There wasn't one iota of whistle-blowing involved in Collins' act. He wasn't fired. He was neither demoted nor disciplined. If Collins were indeed all about journalistic integrity as he claims to be, he should have said thank you, Jeremy, but I can't accept this.
The second was on Dec. 29 when he posted a link to a column in the Day of New London that suggested the publisher's purchase of the Block Island Times was a front for the Las Vegas billionaire so  he can bring a casino to Block Island. And in a Dec. 30 post Collins mocked the publisher's sincere column in his first issue as publisher of the weekly.
"We're an independent company, and the buck stops at my door. There's no connection to anyone or any thing," the publisher wrote. "Our only commitment is to the communities we serve."
In the five years I've worked at the Herald, the publisher's door has always been open, and while he won't always be on Block Island, I've no doubt he'll be accessible to the workers there, and that he meant what he said.
The  third was a Facebook post by Collins, who has taken to comparing himself to George Bailey in "It's a Wonderful Life" and other icons of American idealism:
"There's battle lines being drawn," the headline reads.
"This is a watershed moment for American journalism," his post begins.
Las Vegas. He's talking about Las Vegas.
"The strange, secret purchase of the Las Vegas Review-Journal by a billionaire who has never hesitated to use his riches to advance his political agenda has stirred us to long-delayed, much-needed action," he continues. "That brave little band of journalists in Nevada, who know their future is dim, are fighting back while they can..."
Excuse me if a vision of Peter Finch shouting "I'm mad as hell and I'm not going to take this anymore!" didn't just flash through my mind.

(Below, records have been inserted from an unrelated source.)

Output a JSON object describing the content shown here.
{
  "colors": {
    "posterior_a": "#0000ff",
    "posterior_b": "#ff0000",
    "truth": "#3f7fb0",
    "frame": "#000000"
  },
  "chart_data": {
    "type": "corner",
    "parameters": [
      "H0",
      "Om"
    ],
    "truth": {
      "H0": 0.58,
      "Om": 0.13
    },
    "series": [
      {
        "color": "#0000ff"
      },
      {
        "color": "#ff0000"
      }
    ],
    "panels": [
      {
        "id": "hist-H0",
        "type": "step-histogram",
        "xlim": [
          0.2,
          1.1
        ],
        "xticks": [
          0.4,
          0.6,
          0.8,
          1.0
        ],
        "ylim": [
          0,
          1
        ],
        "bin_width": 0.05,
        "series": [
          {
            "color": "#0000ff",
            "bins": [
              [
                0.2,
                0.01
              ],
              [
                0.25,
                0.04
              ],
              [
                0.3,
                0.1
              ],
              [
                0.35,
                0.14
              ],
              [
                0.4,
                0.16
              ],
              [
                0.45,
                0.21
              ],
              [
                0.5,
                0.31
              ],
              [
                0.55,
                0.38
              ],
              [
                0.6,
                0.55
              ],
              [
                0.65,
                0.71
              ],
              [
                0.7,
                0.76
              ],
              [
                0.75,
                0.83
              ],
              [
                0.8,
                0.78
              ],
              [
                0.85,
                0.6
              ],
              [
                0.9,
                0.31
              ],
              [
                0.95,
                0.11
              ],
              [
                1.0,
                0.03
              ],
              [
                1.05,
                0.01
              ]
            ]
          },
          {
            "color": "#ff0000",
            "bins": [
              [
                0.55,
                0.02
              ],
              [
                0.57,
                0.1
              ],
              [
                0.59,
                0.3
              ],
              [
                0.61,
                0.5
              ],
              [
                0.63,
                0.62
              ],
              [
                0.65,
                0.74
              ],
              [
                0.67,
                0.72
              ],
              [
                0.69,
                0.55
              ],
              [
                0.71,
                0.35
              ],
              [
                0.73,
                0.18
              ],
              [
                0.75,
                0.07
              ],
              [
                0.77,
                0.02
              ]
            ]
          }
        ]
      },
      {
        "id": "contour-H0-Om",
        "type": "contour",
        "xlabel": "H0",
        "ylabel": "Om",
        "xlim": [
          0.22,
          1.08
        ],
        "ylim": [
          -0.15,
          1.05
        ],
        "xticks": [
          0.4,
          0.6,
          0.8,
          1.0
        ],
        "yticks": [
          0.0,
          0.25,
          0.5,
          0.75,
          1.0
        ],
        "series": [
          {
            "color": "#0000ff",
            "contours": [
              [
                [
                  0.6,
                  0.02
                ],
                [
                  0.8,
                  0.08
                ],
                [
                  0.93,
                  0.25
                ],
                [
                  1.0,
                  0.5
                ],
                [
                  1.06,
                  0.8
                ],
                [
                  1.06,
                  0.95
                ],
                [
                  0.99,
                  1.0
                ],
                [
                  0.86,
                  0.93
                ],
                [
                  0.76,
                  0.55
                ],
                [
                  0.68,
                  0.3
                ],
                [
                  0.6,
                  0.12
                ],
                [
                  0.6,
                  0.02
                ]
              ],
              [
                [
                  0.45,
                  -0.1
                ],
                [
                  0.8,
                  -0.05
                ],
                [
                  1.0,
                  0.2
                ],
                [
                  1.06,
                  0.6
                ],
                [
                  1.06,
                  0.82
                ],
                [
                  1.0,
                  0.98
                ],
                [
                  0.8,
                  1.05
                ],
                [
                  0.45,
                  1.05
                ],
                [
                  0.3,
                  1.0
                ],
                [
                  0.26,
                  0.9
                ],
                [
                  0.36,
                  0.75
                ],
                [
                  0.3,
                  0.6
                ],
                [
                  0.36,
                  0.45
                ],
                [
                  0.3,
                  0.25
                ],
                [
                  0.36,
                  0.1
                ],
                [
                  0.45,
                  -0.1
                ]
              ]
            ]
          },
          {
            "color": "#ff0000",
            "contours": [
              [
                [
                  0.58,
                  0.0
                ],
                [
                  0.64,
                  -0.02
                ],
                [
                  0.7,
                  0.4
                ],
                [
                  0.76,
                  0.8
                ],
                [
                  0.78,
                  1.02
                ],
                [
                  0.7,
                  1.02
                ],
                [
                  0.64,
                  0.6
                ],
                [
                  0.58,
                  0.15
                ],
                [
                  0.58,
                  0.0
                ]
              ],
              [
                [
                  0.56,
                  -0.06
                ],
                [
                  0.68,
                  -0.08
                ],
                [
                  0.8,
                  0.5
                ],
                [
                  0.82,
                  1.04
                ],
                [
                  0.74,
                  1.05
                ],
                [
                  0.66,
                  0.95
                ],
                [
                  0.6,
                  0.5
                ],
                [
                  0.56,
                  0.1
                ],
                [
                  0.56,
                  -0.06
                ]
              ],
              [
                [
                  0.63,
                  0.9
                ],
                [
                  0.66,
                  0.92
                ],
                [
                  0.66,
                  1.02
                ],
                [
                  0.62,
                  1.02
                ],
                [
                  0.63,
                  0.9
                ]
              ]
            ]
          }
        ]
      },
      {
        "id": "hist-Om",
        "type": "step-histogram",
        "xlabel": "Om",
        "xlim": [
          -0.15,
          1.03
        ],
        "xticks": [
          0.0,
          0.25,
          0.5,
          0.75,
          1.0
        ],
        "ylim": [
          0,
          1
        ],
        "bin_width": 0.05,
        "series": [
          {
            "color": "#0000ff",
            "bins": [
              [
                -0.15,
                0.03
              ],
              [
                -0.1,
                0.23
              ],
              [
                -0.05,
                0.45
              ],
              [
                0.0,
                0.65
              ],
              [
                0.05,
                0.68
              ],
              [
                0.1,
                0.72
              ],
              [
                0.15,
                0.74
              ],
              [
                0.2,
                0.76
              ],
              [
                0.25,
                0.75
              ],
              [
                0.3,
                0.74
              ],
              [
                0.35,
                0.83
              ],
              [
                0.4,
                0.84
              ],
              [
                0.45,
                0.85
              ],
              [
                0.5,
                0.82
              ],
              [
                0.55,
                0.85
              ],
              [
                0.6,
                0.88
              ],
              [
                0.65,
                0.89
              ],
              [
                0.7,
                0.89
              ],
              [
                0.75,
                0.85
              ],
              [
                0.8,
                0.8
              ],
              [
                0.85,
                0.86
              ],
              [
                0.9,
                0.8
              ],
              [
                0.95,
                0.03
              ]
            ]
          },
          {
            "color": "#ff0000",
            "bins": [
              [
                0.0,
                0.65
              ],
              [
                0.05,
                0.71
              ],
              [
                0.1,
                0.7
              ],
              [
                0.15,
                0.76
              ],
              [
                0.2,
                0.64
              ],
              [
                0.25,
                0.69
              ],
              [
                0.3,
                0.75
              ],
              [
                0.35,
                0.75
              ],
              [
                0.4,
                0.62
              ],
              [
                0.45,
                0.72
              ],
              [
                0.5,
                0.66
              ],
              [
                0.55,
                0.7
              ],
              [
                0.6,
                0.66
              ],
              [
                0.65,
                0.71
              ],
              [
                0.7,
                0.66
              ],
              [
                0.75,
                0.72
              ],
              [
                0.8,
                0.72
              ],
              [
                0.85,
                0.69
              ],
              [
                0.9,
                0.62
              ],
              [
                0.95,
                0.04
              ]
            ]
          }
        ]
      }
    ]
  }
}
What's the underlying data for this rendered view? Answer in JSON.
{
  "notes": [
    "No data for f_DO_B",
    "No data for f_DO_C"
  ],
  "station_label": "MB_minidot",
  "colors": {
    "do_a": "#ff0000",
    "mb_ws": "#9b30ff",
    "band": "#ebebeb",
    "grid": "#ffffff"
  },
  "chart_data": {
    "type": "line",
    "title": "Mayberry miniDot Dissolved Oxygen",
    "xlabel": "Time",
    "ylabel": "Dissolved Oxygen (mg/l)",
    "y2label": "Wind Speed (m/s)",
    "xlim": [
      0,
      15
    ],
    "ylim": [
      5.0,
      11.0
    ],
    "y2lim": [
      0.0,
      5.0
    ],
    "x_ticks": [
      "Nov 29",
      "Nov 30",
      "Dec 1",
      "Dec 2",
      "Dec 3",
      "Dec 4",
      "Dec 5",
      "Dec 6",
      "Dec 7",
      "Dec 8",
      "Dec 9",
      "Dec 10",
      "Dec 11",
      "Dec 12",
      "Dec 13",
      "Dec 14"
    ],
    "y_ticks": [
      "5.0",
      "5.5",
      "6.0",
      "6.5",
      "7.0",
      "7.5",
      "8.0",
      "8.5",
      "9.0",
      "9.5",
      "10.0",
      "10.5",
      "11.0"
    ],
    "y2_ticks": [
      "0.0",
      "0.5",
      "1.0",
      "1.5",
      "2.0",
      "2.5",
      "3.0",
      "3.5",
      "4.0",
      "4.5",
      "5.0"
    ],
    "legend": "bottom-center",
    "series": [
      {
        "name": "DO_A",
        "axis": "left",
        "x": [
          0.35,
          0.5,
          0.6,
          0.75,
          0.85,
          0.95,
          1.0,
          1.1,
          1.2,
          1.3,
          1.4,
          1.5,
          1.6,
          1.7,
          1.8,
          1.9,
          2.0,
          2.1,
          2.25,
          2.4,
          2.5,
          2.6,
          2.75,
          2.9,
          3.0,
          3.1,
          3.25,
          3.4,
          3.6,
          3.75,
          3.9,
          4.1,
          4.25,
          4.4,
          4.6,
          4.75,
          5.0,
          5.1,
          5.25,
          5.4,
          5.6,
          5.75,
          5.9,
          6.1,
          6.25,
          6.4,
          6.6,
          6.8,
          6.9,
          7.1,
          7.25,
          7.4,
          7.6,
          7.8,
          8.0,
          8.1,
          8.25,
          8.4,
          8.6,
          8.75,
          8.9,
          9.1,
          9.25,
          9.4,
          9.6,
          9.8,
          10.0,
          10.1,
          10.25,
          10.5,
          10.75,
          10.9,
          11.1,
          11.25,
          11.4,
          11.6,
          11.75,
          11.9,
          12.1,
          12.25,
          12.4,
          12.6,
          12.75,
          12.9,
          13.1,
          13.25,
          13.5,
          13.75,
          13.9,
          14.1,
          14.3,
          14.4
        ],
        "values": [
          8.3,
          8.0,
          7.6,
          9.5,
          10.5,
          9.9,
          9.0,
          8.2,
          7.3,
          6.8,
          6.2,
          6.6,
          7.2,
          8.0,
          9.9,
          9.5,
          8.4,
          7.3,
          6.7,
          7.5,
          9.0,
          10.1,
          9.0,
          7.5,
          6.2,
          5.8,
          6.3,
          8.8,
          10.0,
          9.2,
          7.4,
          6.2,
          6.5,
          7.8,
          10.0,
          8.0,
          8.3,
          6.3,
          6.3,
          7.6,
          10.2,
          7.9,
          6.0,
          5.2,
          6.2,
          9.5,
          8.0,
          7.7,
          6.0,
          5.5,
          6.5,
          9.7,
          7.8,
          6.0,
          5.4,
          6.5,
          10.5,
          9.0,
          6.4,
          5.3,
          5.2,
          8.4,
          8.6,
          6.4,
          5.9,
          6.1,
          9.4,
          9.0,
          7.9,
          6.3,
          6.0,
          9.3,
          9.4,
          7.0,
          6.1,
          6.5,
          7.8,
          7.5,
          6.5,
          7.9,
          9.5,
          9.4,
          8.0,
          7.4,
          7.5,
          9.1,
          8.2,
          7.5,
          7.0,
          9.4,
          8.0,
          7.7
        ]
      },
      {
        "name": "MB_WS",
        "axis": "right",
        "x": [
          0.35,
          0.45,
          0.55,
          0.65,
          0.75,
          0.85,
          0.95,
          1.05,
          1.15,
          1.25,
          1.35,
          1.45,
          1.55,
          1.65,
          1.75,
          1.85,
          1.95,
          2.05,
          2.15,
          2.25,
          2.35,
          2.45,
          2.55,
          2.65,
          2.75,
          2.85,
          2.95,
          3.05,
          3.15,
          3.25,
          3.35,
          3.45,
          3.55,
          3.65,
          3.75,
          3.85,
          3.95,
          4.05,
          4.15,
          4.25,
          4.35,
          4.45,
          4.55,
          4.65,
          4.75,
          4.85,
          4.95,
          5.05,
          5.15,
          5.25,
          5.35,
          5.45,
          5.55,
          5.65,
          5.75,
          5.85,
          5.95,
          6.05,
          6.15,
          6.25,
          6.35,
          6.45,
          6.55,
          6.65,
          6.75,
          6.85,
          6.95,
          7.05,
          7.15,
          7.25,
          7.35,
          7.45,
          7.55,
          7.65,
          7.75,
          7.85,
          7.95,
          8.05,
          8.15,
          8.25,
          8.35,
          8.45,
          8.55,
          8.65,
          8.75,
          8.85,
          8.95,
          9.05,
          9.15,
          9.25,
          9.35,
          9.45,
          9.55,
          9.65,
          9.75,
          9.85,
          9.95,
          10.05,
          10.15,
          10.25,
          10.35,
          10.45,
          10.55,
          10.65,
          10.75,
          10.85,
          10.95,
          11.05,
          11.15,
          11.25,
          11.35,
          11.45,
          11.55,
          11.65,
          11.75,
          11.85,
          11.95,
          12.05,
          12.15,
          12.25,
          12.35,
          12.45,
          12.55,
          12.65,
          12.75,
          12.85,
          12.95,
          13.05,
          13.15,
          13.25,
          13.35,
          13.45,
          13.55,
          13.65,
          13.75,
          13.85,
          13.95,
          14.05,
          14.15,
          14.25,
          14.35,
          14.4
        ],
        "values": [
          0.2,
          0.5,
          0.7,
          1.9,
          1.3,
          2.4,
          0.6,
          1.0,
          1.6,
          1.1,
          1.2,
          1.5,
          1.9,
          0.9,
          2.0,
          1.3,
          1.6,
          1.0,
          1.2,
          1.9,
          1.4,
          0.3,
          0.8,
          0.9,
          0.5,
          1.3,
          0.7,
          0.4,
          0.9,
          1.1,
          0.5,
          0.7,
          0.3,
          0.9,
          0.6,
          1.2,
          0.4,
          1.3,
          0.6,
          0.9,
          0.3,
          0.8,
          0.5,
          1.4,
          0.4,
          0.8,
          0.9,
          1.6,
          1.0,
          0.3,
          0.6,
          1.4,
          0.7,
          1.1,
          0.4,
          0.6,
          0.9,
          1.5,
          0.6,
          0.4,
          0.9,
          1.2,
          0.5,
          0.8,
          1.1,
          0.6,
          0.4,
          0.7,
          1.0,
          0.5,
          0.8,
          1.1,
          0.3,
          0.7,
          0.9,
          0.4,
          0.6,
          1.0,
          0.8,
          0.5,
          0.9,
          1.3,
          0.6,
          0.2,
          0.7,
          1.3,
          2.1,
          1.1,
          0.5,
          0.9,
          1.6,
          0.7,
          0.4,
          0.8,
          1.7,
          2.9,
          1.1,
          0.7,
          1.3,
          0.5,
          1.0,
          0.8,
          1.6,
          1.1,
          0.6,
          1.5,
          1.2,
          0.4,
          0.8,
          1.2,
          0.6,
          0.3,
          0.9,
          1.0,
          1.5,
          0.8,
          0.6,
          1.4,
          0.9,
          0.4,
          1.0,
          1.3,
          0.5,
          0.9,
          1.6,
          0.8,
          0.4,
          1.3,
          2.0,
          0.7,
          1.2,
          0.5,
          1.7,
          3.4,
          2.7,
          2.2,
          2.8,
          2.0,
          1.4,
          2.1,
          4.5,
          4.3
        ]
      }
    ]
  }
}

In the sports department of the Daily News, where I spent five years in the 1980s, there was a copy editor named Eddie Coyle. Eddie was a recovering alcoholic who traded his addiction to booze for an addiction to running. The older copy editors at the News liked to tell a story about the "old days." The News Building had a large globe in the center of its Art Deco lobby. One night when he came to work inebriated, the story went, Eddie climbed on top of the globe and shouted "I'm on top of the world!"